Feature: Abner Comes Home

Six years ago, two young Amish men shamed their community by buying cocaine from the Pagans to sell to other Amish. What happened when, after prison, they went back?

“There were many questions, hours of questions,” said Greg Auld, an FBI special agent. “Basic questions: What color is cocaine? I mean, that’s how basic we were at that point.”

Pyfer realized the Amish aren’t stupid, but he needed to teach them a whole new vocabulary if they were to understand the threat from drugs. He remembered a pamphlet he had used with young Boy Scouts, called “Drugs  — A Deadly Game.” “It was written at about a fifth-grade level,” Pyfer said. “That’s just what we needed.”

On the day of the Abners’ sentencing, in June 1999, a flock of 300 Amish faithful walked down Market Street to the U.S. Courthouse. They had, extraordinarily, rented a fleet of vans and ridden into the City of Philadelphia, with its strange sounds and sights and smells. Buildings leaned in on them; cars careened on all sides. The long corporate Amish memory bore down on them: cities and technology, beheaded and stoned.

They stepped into the courthouse lobby, where armed guards guided them through a great metal arch that squealed like a roped calf. “It almost took an act of Congress to get them all through the metal detector,” Pyfer said. “They use pins instead of buttons in their clothes, so it took forever.”

In the courtroom, Judge Clarence Newcomer and his deputy clerk, Mike Finney, marveled at the number of Amish supporters. The crowd overflowed into the hallway outside.

“I must note this,” the judge told the courtroom. “I have, in my going onto 28 years on the bench, never received such an outpouring of expression. … ”

It didn’t make sense. The Amish are famous for “shunning” church members who stray, yet they turned out in droves to support two of the worst offenders in the history of the sect. They wave to Abner as he roars past their buggies in his big diesel truck.

"There’s a lot of people who don’t understand about the Amish,” Peter Seibert, director of the Lancaster County Heritage Center, told me. “People think they only act according to good vs. evil.”

More often, the Amish act according to push vs. pull. They avoid things that push the community apart, and embrace things that pull it together. For instance, electricity is not, in itself, evil. But if you’re up late at night watching TV, you probably won’t make it out of bed at sunrise to milk the cows. So the whole community suffers. Old Sam Stoltzfus with his century-crossing memory fears the Lunch Pail Threat, not because non-farming jobs are wrong, but because they take fathers away from their families during the day.

“Let’s say you and I are standing here talking and your cell phone rings,” Seibert said. “You’re going to answer it, and that makes me feel less important.” So the phone, in tiny increments, pushes each member of the community apart.

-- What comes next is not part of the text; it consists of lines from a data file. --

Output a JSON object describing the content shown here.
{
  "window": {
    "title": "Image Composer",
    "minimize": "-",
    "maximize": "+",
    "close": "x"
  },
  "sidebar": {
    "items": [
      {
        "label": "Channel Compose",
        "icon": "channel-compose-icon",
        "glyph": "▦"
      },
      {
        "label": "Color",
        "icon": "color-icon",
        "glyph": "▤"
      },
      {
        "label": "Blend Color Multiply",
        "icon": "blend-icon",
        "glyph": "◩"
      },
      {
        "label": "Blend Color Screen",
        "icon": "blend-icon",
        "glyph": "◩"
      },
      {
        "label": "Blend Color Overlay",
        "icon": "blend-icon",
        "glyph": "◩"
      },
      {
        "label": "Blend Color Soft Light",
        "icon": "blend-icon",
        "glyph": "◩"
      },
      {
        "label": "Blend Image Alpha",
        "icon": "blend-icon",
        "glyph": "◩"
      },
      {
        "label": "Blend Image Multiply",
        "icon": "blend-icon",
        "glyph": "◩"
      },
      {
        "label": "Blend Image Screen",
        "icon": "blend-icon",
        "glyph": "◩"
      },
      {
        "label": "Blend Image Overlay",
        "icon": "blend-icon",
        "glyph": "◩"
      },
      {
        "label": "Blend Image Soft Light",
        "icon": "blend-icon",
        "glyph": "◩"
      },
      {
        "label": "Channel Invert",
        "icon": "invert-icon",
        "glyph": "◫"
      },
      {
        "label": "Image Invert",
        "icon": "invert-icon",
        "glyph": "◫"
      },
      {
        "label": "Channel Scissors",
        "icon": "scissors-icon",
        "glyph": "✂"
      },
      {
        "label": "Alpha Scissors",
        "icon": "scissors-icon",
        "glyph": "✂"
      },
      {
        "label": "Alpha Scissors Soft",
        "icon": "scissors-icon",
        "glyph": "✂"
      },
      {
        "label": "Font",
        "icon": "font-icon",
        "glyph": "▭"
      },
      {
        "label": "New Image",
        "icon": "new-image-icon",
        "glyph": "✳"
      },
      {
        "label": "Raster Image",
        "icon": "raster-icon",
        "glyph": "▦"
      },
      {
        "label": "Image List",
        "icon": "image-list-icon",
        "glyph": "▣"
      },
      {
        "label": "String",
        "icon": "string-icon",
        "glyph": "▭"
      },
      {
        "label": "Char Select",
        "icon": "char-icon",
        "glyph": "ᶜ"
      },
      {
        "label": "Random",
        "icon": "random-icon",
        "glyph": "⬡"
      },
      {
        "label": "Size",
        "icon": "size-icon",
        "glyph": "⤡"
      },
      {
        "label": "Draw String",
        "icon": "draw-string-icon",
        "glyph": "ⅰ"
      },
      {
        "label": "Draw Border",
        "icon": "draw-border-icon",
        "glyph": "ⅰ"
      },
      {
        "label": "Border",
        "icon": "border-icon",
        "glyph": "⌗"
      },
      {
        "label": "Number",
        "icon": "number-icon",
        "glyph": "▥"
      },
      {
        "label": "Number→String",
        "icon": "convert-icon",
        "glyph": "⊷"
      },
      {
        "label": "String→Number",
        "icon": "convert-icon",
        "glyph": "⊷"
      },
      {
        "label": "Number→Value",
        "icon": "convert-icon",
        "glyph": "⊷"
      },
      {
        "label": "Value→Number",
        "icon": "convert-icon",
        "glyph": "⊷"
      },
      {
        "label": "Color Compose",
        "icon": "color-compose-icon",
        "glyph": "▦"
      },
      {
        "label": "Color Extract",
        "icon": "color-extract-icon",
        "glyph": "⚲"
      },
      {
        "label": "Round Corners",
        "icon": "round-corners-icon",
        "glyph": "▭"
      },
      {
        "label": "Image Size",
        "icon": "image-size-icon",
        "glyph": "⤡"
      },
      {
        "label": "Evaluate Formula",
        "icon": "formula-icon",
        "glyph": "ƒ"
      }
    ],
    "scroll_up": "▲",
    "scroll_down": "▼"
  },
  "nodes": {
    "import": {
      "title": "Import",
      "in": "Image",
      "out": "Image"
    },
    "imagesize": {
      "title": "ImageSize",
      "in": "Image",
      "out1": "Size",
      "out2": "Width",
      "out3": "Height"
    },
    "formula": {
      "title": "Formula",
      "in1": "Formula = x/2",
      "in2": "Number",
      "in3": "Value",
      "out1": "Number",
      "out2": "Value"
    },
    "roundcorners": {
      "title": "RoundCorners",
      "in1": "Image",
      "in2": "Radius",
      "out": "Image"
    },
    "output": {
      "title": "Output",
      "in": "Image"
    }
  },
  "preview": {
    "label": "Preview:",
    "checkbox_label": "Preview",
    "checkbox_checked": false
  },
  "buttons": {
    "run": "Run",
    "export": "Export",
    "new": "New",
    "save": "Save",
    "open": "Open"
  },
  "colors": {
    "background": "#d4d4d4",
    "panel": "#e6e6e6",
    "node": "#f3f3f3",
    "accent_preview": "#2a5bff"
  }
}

Most English misunderstand shunning, too. They think it’s a way to cast people from the community without aid. But it’s the opposite: When an Amish congregation excommunicates and then shuns a member—usually for an offense coupled with an unrepentant heart—other members are supposed to give him help or food if he needs it, but can’t receive his help or services while the shunning lasts. So that’s the most dreaded punishment in Amish culture: not being able to help out the community.

The Abners weren’t evil to the Amish community. They were useful. They cast light on the drug crisis. “I think it’s great they’re welcomed back into the community,” the Amish gazebo-maker told me. “Both boys did things they shouldn’t have. Both paid for it. So they deserve to come home.”

Judge Newcomer had given the Pagan bikers fairly stiff sentences, around five years in prison. “But I saw them much differently,” he told me. “They were instigators. And they knew. They knew.” He decided: a year in prison for the Abners, and then five years’ monitored release.